RobotLAB provides hotel robots capable of delivering items to guests, sanitizing rooms, and handling luggage, with LG Electronics serving as the managing entity of its commercial deployment in North America.

==History==
RobotLAB was founded by Elad Inbar, who is also the CEO of Robot App Store, under the name RobotsLAB in Israel in 2007. The company was originally conceptualized as the educational division of Robot App Store. The company eventually spun off into a separate entity and relocated to San Francisco in 2011 and changed its name to RobotLAB Inc.

The company developed a STEM teaching tool, called the RobotsLAB Box. RobotLAB won Robotic Business Review's Game Changer Award for Education in 2013.

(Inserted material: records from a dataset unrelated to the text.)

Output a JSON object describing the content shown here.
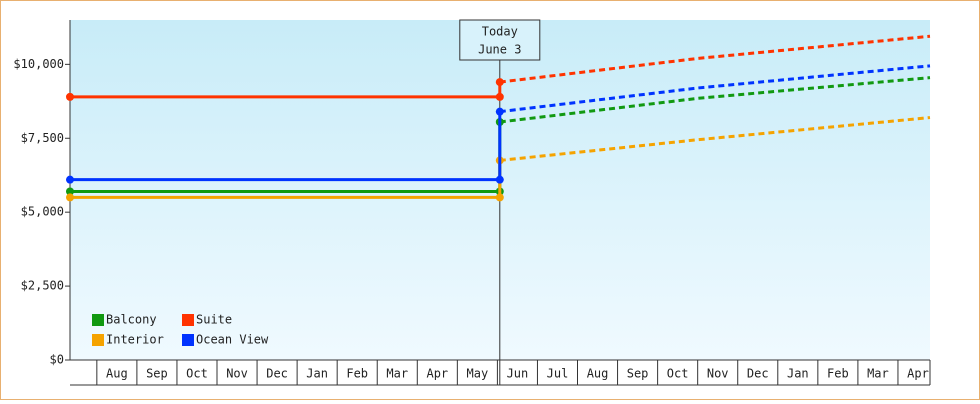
{
  "chart_data": {
    "type": "line",
    "x": [
      0.33,
      11.06,
      11.06,
      16,
      21.8
    ],
    "forecast_start": 2,
    "series": [
      {
        "name": "Balcony",
        "color": "#119911",
        "values": [
          5700,
          5700,
          8050,
          8850,
          9550
        ]
      },
      {
        "name": "Suite",
        "color": "#ff3300",
        "values": [
          8900,
          8900,
          9400,
          10200,
          10950
        ]
      },
      {
        "name": "Interior",
        "color": "#f5a300",
        "values": [
          5500,
          5500,
          6750,
          7450,
          8200
        ]
      },
      {
        "name": "Ocean View",
        "color": "#0033ff",
        "values": [
          6100,
          6100,
          8400,
          9200,
          9950
        ]
      }
    ],
    "annotation": {
      "x": 11.06,
      "lines": [
        "Today",
        "June 3"
      ]
    },
    "xlim": [
      0.33,
      21.8
    ],
    "xticks": [
      {
        "value": 1,
        "label": "Aug"
      },
      {
        "value": 2,
        "label": "Sep"
      },
      {
        "value": 3,
        "label": "Oct"
      },
      {
        "value": 4,
        "label": "Nov"
      },
      {
        "value": 5,
        "label": "Dec"
      },
      {
        "value": 6,
        "label": "Jan"
      },
      {
        "value": 7,
        "label": "Feb"
      },
      {
        "value": 8,
        "label": "Mar"
      },
      {
        "value": 9,
        "label": "Apr"
      },
      {
        "value": 10,
        "label": "May"
      },
      {
        "value": 11,
        "label": "Jun"
      },
      {
        "value": 12,
        "label": "Jul"
      },
      {
        "value": 13,
        "label": "Aug"
      },
      {
        "value": 14,
        "label": "Sep"
      },
      {
        "value": 15,
        "label": "Oct"
      },
      {
        "value": 16,
        "label": "Nov"
      },
      {
        "value": 17,
        "label": "Dec"
      },
      {
        "value": 18,
        "label": "Jan"
      },
      {
        "value": 19,
        "label": "Feb"
      },
      {
        "value": 20,
        "label": "Mar"
      },
      {
        "value": 21,
        "label": "Apr"
      }
    ],
    "ylim": [
      0,
      11500
    ],
    "yticks": [
      {
        "value": 0,
        "label": "$0"
      },
      {
        "value": 2500,
        "label": "$2,500"
      },
      {
        "value": 5000,
        "label": "$5,000"
      },
      {
        "value": 7500,
        "label": "$7,500"
      },
      {
        "value": 10000,
        "label": "$10,000"
      }
    ],
    "legend": "lower left"
  }
}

In 2014, RobotLAB released STEM-BOT 3D, a 3D-printed robot that students can assemble and program. in 2014, RobotLAB also won the LAUNCHedu competition from the Bill and Melinda Gates Foundation at the SXSW EDU and Kaplan's EdTech Accelerator award.

In 2016, RobtLAB received the Inc 5000 fastest-growing private company award and also ranked first in educational technology category.

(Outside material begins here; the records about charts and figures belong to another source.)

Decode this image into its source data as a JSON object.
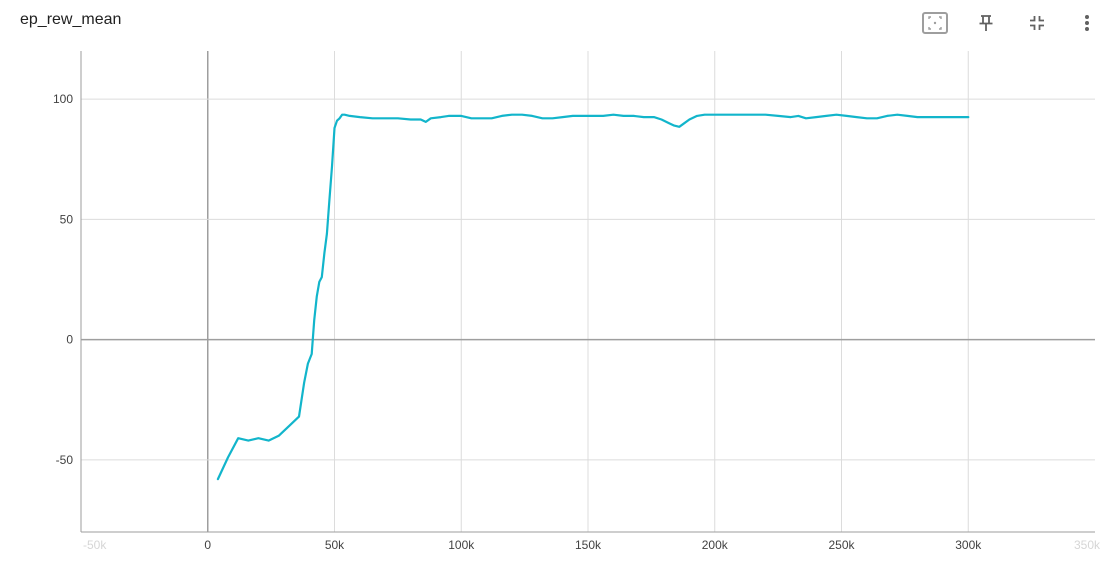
{
  "card": {
    "title": "ep_rew_mean",
    "toolbar": [
      {
        "name": "fit-domain-icon",
        "label": "Fit domain to data"
      },
      {
        "name": "pin-icon",
        "label": "Pin card"
      },
      {
        "name": "collapse-icon",
        "label": "Exit full size"
      },
      {
        "name": "more-vert-icon",
        "label": "More options"
      }
    ]
  },
  "colors": {
    "series": "#12b5cb",
    "grid": "#dcdcdc",
    "zero_line": "#9e9e9e"
  },
  "chart_data": {
    "type": "line",
    "title": "",
    "xlabel": "",
    "ylabel": "",
    "xlim": [
      -50000,
      350000
    ],
    "ylim": [
      -80,
      120
    ],
    "grid": true,
    "x_ticks": [
      {
        "value": -50000,
        "label": "-50k",
        "faded": true
      },
      {
        "value": 0,
        "label": "0"
      },
      {
        "value": 50000,
        "label": "50k"
      },
      {
        "value": 100000,
        "label": "100k"
      },
      {
        "value": 150000,
        "label": "150k"
      },
      {
        "value": 200000,
        "label": "200k"
      },
      {
        "value": 250000,
        "label": "250k"
      },
      {
        "value": 300000,
        "label": "300k"
      },
      {
        "value": 350000,
        "label": "350k",
        "faded": true
      }
    ],
    "y_ticks": [
      {
        "value": -50,
        "label": "-50"
      },
      {
        "value": 0,
        "label": "0"
      },
      {
        "value": 50,
        "label": "50"
      },
      {
        "value": 100,
        "label": "100"
      }
    ],
    "series": [
      {
        "x": [
          4000,
          8000,
          12000,
          16000,
          20000,
          24000,
          28000,
          32000,
          36000,
          38000,
          39500,
          41000,
          42000,
          43000,
          44000,
          45000,
          46000,
          47000,
          48000,
          49000,
          50000,
          51000,
          52000,
          53000,
          54000,
          56000,
          60000,
          65000,
          70000,
          75000,
          80000,
          84000,
          86000,
          88000,
          92000,
          95000,
          100000,
          104000,
          108000,
          112000,
          116000,
          120000,
          124000,
          128000,
          132000,
          136000,
          140000,
          144000,
          148000,
          152000,
          156000,
          160000,
          164000,
          168000,
          172000,
          176000,
          179000,
          182000,
          184000,
          186000,
          188000,
          190000,
          193000,
          196000,
          200000,
          205000,
          210000,
          215000,
          220000,
          225000,
          230000,
          233000,
          236000,
          240000,
          244000,
          248000,
          252000,
          256000,
          260000,
          264000,
          268000,
          272000,
          276000,
          280000,
          284000,
          288000,
          292000,
          296000,
          300000
        ],
        "y": [
          -58,
          -49,
          -41,
          -42,
          -41,
          -42,
          -40,
          -36,
          -32,
          -18,
          -10,
          -6,
          8,
          18,
          24,
          26,
          36,
          44,
          58,
          72,
          88,
          91,
          92,
          93.5,
          93.5,
          93,
          92.5,
          92,
          92,
          92,
          91.5,
          91.5,
          90.5,
          92,
          92.5,
          93,
          93,
          92,
          92,
          92,
          93,
          93.5,
          93.5,
          93,
          92,
          92,
          92.5,
          93,
          93,
          93,
          93,
          93.5,
          93,
          93,
          92.5,
          92.5,
          91.5,
          90,
          89,
          88.5,
          90,
          91.5,
          93,
          93.5,
          93.5,
          93.5,
          93.5,
          93.5,
          93.5,
          93,
          92.5,
          93,
          92,
          92.5,
          93,
          93.5,
          93,
          92.5,
          92,
          92,
          93,
          93.5,
          93,
          92.5,
          92.5,
          92.5,
          92.5,
          92.5,
          92.5
        ]
      }
    ]
  }
}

In 2020, RobotLAB released VR Expeditions 2.0, an alternative to Google's Expeditions app and also partnered with Avantis to develop applications for ClassVR, a VR platform designed for use in the classroom.

In 2021, RobotLAB became the distributor of their Pepper, Nao, and Whiz robots. In the same year, the Roanoke County Public Library partnered with RobotLAB to create content and programming for Pepper robots used for library purposes.

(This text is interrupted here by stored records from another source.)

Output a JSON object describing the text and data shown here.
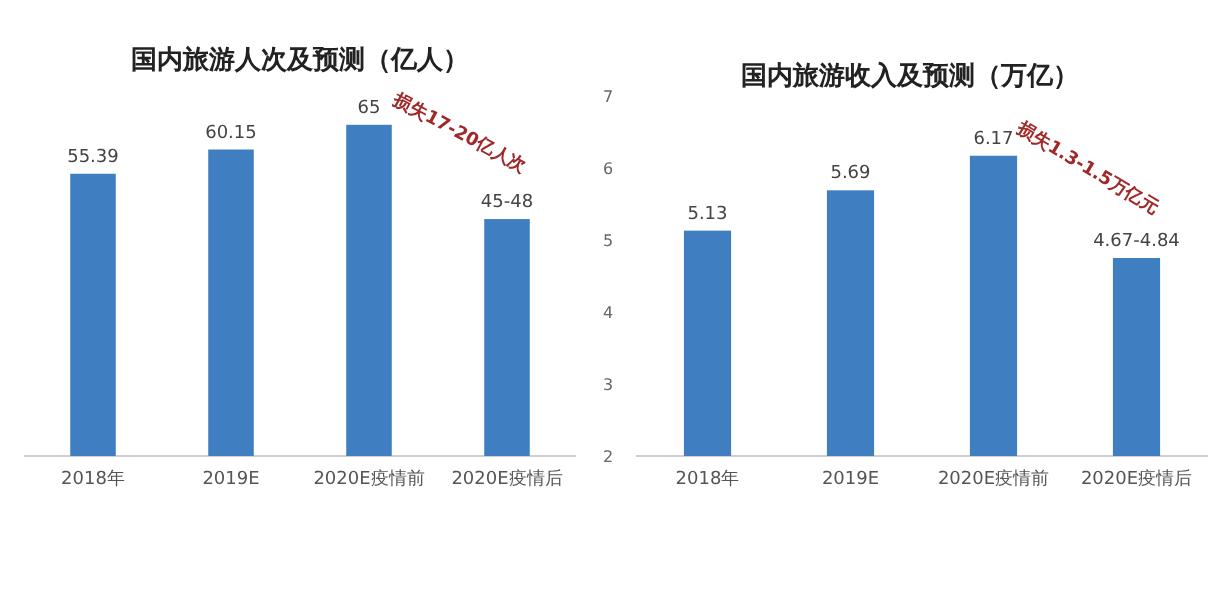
{
  "chart_data": [
    {
      "type": "bar",
      "title": "国内旅游人次及预测（亿人）",
      "categories": [
        "2018年",
        "2019E",
        "2020E疫情前",
        "2020E疫情后"
      ],
      "values": [
        55.39,
        60.15,
        65,
        46.5
      ],
      "value_labels": [
        "55.39",
        "60.15",
        "65",
        "45-48"
      ],
      "color": "#3f7fc1",
      "annotations": [
        "损失17-20亿人次"
      ],
      "grid": false
    },
    {
      "type": "bar",
      "title": "国内旅游收入及预测（万亿）",
      "categories": [
        "2018年",
        "2019E",
        "2020E疫情前",
        "2020E疫情后"
      ],
      "values": [
        5.13,
        5.69,
        6.17,
        4.75
      ],
      "value_labels": [
        "5.13",
        "5.69",
        "6.17",
        "4.67-4.84"
      ],
      "color": "#3f7fc1",
      "ylim": [
        2,
        7
      ],
      "yticks": [
        2,
        3,
        4,
        5,
        6,
        7
      ],
      "annotations": [
        "损失1.3-1.5万亿元"
      ],
      "grid": false
    }
  ]
}
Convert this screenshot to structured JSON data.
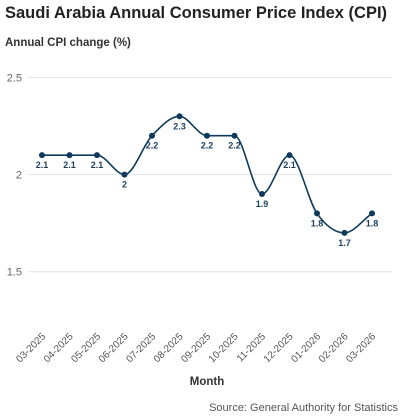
{
  "title": "Saudi Arabia Annual Consumer Price Index (CPI)",
  "source": "Source: General Authority for Statistics",
  "chart_data": {
    "type": "line",
    "title": "Saudi Arabia Annual Consumer Price Index (CPI)",
    "ylabel": "Annual CPI change (%)",
    "xlabel": "Month",
    "categories": [
      "03-2025",
      "04-2025",
      "05-2025",
      "06-2025",
      "07-2025",
      "08-2025",
      "09-2025",
      "10-2025",
      "11-2025",
      "12-2025",
      "01-2026",
      "02-2026",
      "03-2026"
    ],
    "series": [
      {
        "values": [
          2.1,
          2.1,
          2.1,
          2.0,
          2.2,
          2.3,
          2.2,
          2.2,
          1.9,
          2.1,
          1.8,
          1.7,
          1.8
        ]
      }
    ],
    "data_labels": [
      "2.1",
      "2.1",
      "2.1",
      "2",
      "2.2",
      "2.3",
      "2.2",
      "2.2",
      "1.9",
      "2.1",
      "1.8",
      "1.7",
      "1.8"
    ],
    "ylim": [
      1.2,
      2.6
    ],
    "yticks": [
      1.5,
      2,
      2.5
    ],
    "ytick_labels": [
      "1.5",
      "2",
      "2.5"
    ],
    "grid": "horizontal",
    "line_style": "smooth",
    "color": "#0d3a5c"
  }
}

RobotLAB also partnered with Curious Technologies, in 2021, to distribute the Elias robot model, which is an artificial intelligence designed for language learning.

In 2023, RobotLAB introduced a franchise model to expand its national footprint, allowing entrepreneurs to open and operate RobotLAB locations across the United States. This model complements the company's organic growth through corporate-owned locations and aims to accelerate scalability.

In June 2025, RobotLAB launched the NAO AI Edition, integrating ChatGPT into its NAO and Pepper robots to enhance natural-language interaction capabilities.

In mid-2025, RobotLAB expanded through the launch of a franchise program led by CEO Elad Inbar. Within 18 months, the initiative had enrolled 36 franchise owners managing nearly 90 territories across the United States.

Under this model, franchisees are granted exclusive territories defined by the number of local businesses such as hotels, restaurants, and schools. They are responsible for sales, demonstrations, deployment, and ongoing service of RobotLAB’s robotics solutions, while also receiving corporate accounts assigned by the national team. The initial investment is reported at approximately US$278,000, which includes a franchise fee of $54,900, equipment, three months of operating expenses, and branded vehicles for onsite demonstrations.

RobotLAB has stated that customer invoices under the program average around $26,000 with gross margins of about 46 percent, while larger contracts have also been reported, including an $855,000 deal with a hotel in Las Vegas. The company emphasizes that franchisees are not required to have technical backgrounds and instead act as local consultants and support providers.